How could he have ended here, with poor little Desmond? There was something ahead of him, something that he felt to be tremendous and holy. He had always known it waited for him. He was going out to meet it; and because of it he didn't care.

And after a year of Desmond he was glad to go back to his father's house; even though he knew that the thing that waited for him was not there.

Frances and Anthony were happy again. After all, Heaven had manipulated their happiness with exquisite art and wisdom, letting Michael and Nicholas go from them for a little while that they might have them again more completely, and teaching them the art and wisdom that would keep them.

Some day the children would marry; even Nicky might marry again. They would prepare now, by small daily self-denials, for the big renunciation that must come.

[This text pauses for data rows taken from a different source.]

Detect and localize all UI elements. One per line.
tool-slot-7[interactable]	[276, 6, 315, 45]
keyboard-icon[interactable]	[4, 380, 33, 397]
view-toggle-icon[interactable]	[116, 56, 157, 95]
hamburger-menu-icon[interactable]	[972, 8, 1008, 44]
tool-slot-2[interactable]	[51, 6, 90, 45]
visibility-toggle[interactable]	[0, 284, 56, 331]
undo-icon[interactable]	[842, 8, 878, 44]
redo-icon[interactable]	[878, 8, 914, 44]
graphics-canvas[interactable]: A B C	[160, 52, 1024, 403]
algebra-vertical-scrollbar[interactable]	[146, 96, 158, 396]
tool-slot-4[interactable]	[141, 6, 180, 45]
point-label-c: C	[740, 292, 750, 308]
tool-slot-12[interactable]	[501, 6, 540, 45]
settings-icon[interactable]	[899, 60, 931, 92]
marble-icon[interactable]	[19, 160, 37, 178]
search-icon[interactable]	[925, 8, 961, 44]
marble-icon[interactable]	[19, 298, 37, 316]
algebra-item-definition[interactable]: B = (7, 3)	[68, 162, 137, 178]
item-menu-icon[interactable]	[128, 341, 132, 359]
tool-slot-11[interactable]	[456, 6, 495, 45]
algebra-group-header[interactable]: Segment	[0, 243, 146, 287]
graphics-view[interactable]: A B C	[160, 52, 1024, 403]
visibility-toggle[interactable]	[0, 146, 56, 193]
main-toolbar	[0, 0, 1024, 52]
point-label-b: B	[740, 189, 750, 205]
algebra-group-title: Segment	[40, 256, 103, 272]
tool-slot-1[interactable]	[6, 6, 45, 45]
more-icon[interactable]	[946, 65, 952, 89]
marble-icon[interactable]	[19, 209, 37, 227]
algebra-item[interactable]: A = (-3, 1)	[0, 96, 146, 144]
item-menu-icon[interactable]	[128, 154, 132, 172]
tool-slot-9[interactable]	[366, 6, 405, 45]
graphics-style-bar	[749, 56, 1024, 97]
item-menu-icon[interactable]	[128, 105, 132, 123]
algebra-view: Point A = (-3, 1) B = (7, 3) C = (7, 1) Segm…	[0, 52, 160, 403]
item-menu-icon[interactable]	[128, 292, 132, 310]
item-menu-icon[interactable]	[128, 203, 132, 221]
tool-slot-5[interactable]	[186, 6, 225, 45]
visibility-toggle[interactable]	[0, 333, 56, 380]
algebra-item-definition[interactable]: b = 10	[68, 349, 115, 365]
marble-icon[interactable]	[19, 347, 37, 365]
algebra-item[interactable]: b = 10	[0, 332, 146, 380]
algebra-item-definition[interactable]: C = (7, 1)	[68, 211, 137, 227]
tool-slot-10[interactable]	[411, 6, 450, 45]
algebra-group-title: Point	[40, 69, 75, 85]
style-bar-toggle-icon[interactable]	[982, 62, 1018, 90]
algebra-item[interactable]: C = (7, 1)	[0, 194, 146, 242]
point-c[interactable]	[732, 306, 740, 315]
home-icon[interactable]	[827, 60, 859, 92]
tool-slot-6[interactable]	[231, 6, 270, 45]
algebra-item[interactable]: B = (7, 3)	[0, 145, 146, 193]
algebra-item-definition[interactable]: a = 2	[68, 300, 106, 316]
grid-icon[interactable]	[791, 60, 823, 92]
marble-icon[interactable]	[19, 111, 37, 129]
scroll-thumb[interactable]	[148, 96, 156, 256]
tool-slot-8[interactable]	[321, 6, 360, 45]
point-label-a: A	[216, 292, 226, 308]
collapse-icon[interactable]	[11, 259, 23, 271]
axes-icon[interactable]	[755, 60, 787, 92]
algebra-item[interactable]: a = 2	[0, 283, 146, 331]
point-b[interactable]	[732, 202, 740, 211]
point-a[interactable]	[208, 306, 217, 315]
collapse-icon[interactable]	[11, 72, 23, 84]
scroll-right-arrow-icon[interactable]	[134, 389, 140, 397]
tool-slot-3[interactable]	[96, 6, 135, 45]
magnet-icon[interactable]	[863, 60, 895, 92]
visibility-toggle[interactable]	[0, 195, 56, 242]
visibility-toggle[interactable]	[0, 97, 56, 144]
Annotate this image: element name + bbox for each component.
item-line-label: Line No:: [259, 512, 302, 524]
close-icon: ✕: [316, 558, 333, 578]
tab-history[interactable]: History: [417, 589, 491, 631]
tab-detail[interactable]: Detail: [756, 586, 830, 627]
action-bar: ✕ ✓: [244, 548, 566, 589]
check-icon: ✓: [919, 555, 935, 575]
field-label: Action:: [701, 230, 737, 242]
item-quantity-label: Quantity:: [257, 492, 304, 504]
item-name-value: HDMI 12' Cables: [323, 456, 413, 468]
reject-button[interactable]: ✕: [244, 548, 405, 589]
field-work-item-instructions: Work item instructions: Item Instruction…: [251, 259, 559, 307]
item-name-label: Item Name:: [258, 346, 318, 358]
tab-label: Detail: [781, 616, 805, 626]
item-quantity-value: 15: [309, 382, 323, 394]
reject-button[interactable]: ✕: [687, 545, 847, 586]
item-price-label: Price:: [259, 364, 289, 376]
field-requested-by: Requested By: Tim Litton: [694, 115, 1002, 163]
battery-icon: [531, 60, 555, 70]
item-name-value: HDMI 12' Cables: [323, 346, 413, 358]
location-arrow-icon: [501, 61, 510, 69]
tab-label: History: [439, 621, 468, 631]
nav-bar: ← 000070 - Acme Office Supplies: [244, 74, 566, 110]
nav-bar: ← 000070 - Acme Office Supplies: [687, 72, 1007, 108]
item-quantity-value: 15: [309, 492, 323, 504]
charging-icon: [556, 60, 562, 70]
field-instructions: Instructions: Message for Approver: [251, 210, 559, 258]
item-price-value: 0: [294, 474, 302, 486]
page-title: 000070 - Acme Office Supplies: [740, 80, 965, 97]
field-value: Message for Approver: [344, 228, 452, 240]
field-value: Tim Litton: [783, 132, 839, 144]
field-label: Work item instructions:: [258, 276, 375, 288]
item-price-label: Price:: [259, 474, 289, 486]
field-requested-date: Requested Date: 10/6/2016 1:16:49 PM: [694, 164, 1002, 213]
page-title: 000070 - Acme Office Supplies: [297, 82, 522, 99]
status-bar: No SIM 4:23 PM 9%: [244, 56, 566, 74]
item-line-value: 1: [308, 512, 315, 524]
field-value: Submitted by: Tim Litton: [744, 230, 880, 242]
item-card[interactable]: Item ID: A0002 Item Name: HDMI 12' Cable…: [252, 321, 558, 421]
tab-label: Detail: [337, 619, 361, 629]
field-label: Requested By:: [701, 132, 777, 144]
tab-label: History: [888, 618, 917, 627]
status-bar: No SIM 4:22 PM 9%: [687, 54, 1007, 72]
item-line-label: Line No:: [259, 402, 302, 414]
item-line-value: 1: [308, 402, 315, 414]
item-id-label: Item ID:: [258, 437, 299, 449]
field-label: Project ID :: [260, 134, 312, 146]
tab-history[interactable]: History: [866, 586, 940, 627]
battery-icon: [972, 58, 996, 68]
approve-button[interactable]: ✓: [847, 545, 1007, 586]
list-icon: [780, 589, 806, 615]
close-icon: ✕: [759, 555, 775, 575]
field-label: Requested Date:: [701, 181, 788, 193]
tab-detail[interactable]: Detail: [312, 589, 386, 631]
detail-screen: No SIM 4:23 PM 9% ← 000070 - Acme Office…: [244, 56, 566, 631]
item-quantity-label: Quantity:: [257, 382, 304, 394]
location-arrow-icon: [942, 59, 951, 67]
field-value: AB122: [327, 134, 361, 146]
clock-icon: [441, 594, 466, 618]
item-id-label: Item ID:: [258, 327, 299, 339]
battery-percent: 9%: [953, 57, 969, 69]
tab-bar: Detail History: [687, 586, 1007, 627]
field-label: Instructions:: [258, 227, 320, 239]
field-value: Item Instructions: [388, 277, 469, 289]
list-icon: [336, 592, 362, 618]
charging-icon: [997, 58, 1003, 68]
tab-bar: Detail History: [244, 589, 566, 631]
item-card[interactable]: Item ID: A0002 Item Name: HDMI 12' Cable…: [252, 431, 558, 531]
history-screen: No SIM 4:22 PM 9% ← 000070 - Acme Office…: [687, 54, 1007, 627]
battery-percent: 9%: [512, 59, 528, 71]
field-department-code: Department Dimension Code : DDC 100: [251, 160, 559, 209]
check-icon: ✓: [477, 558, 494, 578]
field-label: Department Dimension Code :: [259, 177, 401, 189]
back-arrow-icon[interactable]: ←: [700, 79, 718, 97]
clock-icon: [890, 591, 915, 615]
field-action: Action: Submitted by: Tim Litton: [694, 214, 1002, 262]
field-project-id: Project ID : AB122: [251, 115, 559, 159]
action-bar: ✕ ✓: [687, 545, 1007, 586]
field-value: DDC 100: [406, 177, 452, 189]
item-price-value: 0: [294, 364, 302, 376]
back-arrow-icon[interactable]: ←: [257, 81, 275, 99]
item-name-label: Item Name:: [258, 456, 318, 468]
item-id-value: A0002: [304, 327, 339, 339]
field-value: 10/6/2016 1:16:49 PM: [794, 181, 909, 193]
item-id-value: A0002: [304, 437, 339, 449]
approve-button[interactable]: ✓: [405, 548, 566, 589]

Yet in secret they thought that Michael would never marry; that Nicky, made prudent by disaster, wasn't really likely to marry again. John would marry; and they would be happy in John's happiness and in John's children.

And Nicky had not been home before he offered to his parents the spectacle of an outrageous gaiety. You would have said that life to Nicholas was an amusing game where you might win or lose, but either way it didn't matter. It was a rag, a sell. Even the preceedings, the involved and ridiculous proceedings of his divorce, amused him.

It was undeniably funny that he should be supposed to have deserted Desmond.

Frances wondered, again, whether Nicky really had any feelings, and whether things really made any impression on him.